As officials investigate whether a gas leak caused the fiery explosion in Harlem Wednesday, a new report raises concerns about the city's aging infrastructure.

The explosion and collapse of the two buildings came just one day after a report from the Center for an Urban Future found many items such as water mains, subways, roads and public buildings, in need of serious repair.

Jonathan Bowles, executive director of the center said it's rare that aging infrastructure leads to disaster on this scale but some parts of the city's gas system aren't in good shape.

"There's a ton of cast iron gas mains all over the city, and they're not leading to these kind of disasters every day or every week" he said, "But there are a lot of leaks."

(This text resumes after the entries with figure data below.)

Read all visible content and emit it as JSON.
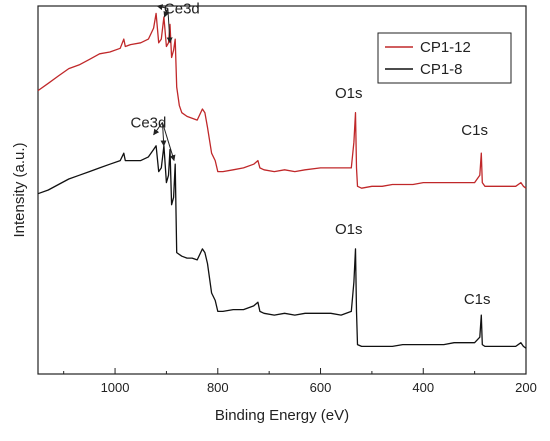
{
  "chart_data": {
    "type": "line",
    "xlabel": "Binding Energy (eV)",
    "ylabel": "Intensity (a.u.)",
    "xlim": [
      1150,
      200
    ],
    "x_reversed": true,
    "ylim": [
      0,
      100
    ],
    "y_ticks_shown": false,
    "x_ticks": [
      1000,
      800,
      600,
      400,
      200
    ],
    "x_tick_labels": [
      "1000",
      "800",
      "600",
      "400",
      "200"
    ],
    "legend_position": "top-right",
    "grid": false,
    "colors": {
      "CP1-12": "#c0282a",
      "CP1-8": "#111111"
    },
    "series": [
      {
        "name": "CP1-12",
        "points": [
          [
            1150,
            77
          ],
          [
            1130,
            79
          ],
          [
            1110,
            81
          ],
          [
            1090,
            83
          ],
          [
            1070,
            84
          ],
          [
            1050,
            85.5
          ],
          [
            1030,
            87
          ],
          [
            1010,
            87.5
          ],
          [
            990,
            88.5
          ],
          [
            983,
            91
          ],
          [
            980,
            89
          ],
          [
            970,
            89.5
          ],
          [
            950,
            90
          ],
          [
            935,
            91
          ],
          [
            925,
            94
          ],
          [
            920,
            98
          ],
          [
            915,
            90
          ],
          [
            910,
            91
          ],
          [
            905,
            97
          ],
          [
            900,
            89
          ],
          [
            896,
            90
          ],
          [
            893,
            95
          ],
          [
            890,
            86
          ],
          [
            886,
            88
          ],
          [
            883,
            91
          ],
          [
            880,
            78
          ],
          [
            875,
            73
          ],
          [
            870,
            71
          ],
          [
            860,
            70
          ],
          [
            850,
            69.5
          ],
          [
            840,
            69
          ],
          [
            830,
            72
          ],
          [
            825,
            71
          ],
          [
            820,
            67
          ],
          [
            812,
            60
          ],
          [
            805,
            58
          ],
          [
            800,
            55
          ],
          [
            790,
            55
          ],
          [
            770,
            55.5
          ],
          [
            750,
            56
          ],
          [
            730,
            57
          ],
          [
            722,
            58
          ],
          [
            718,
            56
          ],
          [
            710,
            55.5
          ],
          [
            690,
            55
          ],
          [
            670,
            55.5
          ],
          [
            650,
            55
          ],
          [
            630,
            55.5
          ],
          [
            600,
            56
          ],
          [
            580,
            56
          ],
          [
            560,
            56
          ],
          [
            540,
            56
          ],
          [
            535,
            63
          ],
          [
            532,
            71
          ],
          [
            530,
            56
          ],
          [
            528,
            51
          ],
          [
            520,
            50.5
          ],
          [
            500,
            51
          ],
          [
            480,
            51
          ],
          [
            460,
            51.5
          ],
          [
            440,
            51.5
          ],
          [
            420,
            51.5
          ],
          [
            400,
            52
          ],
          [
            380,
            52
          ],
          [
            360,
            52
          ],
          [
            340,
            52
          ],
          [
            320,
            52
          ],
          [
            300,
            52
          ],
          [
            290,
            54
          ],
          [
            287,
            60
          ],
          [
            285,
            52
          ],
          [
            280,
            51
          ],
          [
            260,
            51
          ],
          [
            240,
            51
          ],
          [
            220,
            51
          ],
          [
            210,
            52
          ],
          [
            205,
            51
          ],
          [
            200,
            50.5
          ]
        ]
      },
      {
        "name": "CP1-8",
        "points": [
          [
            1150,
            49
          ],
          [
            1130,
            50
          ],
          [
            1110,
            51.5
          ],
          [
            1090,
            53
          ],
          [
            1070,
            54
          ],
          [
            1050,
            55
          ],
          [
            1030,
            56
          ],
          [
            1010,
            57
          ],
          [
            990,
            58
          ],
          [
            983,
            60
          ],
          [
            980,
            58
          ],
          [
            970,
            58
          ],
          [
            950,
            58
          ],
          [
            935,
            59
          ],
          [
            925,
            61
          ],
          [
            920,
            62
          ],
          [
            915,
            55
          ],
          [
            910,
            56
          ],
          [
            905,
            62
          ],
          [
            900,
            52
          ],
          [
            896,
            54
          ],
          [
            893,
            61
          ],
          [
            890,
            46
          ],
          [
            886,
            48
          ],
          [
            883,
            57
          ],
          [
            880,
            33
          ],
          [
            870,
            32
          ],
          [
            860,
            31.5
          ],
          [
            850,
            31.5
          ],
          [
            840,
            31
          ],
          [
            830,
            34
          ],
          [
            825,
            33
          ],
          [
            820,
            30
          ],
          [
            812,
            22
          ],
          [
            805,
            20
          ],
          [
            800,
            17
          ],
          [
            790,
            17
          ],
          [
            770,
            17.5
          ],
          [
            750,
            17.5
          ],
          [
            730,
            18.5
          ],
          [
            722,
            19.5
          ],
          [
            718,
            17
          ],
          [
            710,
            16.5
          ],
          [
            690,
            16
          ],
          [
            670,
            16.5
          ],
          [
            650,
            16
          ],
          [
            630,
            16.5
          ],
          [
            600,
            16.5
          ],
          [
            580,
            16.5
          ],
          [
            560,
            16
          ],
          [
            540,
            17
          ],
          [
            535,
            25
          ],
          [
            532,
            34
          ],
          [
            530,
            17
          ],
          [
            528,
            8
          ],
          [
            520,
            7.5
          ],
          [
            500,
            7.5
          ],
          [
            480,
            7.5
          ],
          [
            460,
            7.5
          ],
          [
            440,
            8
          ],
          [
            420,
            8
          ],
          [
            400,
            8
          ],
          [
            380,
            8
          ],
          [
            360,
            8
          ],
          [
            340,
            8.5
          ],
          [
            320,
            8.5
          ],
          [
            300,
            8.5
          ],
          [
            290,
            10
          ],
          [
            287,
            16
          ],
          [
            285,
            8
          ],
          [
            280,
            7.5
          ],
          [
            260,
            7.5
          ],
          [
            240,
            7.5
          ],
          [
            220,
            7.5
          ],
          [
            210,
            8.5
          ],
          [
            205,
            7.5
          ],
          [
            200,
            7
          ]
        ]
      }
    ],
    "annotations": [
      {
        "text": "Ce3d",
        "series": "CP1-12",
        "x": 870,
        "y": 98,
        "arrow_to": [
          [
            918,
            100
          ],
          [
            904,
            97
          ],
          [
            893,
            90
          ]
        ]
      },
      {
        "text": "Ce3d",
        "series": "CP1-8",
        "x": 935,
        "y": 67,
        "arrow_to": [
          [
            925,
            65
          ],
          [
            905,
            62
          ],
          [
            885,
            58
          ]
        ]
      },
      {
        "text": "O1s",
        "series": "CP1-12",
        "x": 545,
        "y": 75
      },
      {
        "text": "C1s",
        "series": "CP1-12",
        "x": 300,
        "y": 65
      },
      {
        "text": "O1s",
        "series": "CP1-8",
        "x": 545,
        "y": 38
      },
      {
        "text": "C1s",
        "series": "CP1-8",
        "x": 295,
        "y": 19
      }
    ]
  }
}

The report found that more than half of the city's gas lines are made up of cast iron or unprotected steel—the most leak-prone material. At a replacement cost of $2 million to $8 million per mile and more than a thousand miles under ConEd's portfolio, replacing the old pipes would be very expensive.

"It's probably not realistic to expect all that to be done," said Bowles, "but we do think there could be an acceleration of the replacement of these gas mains."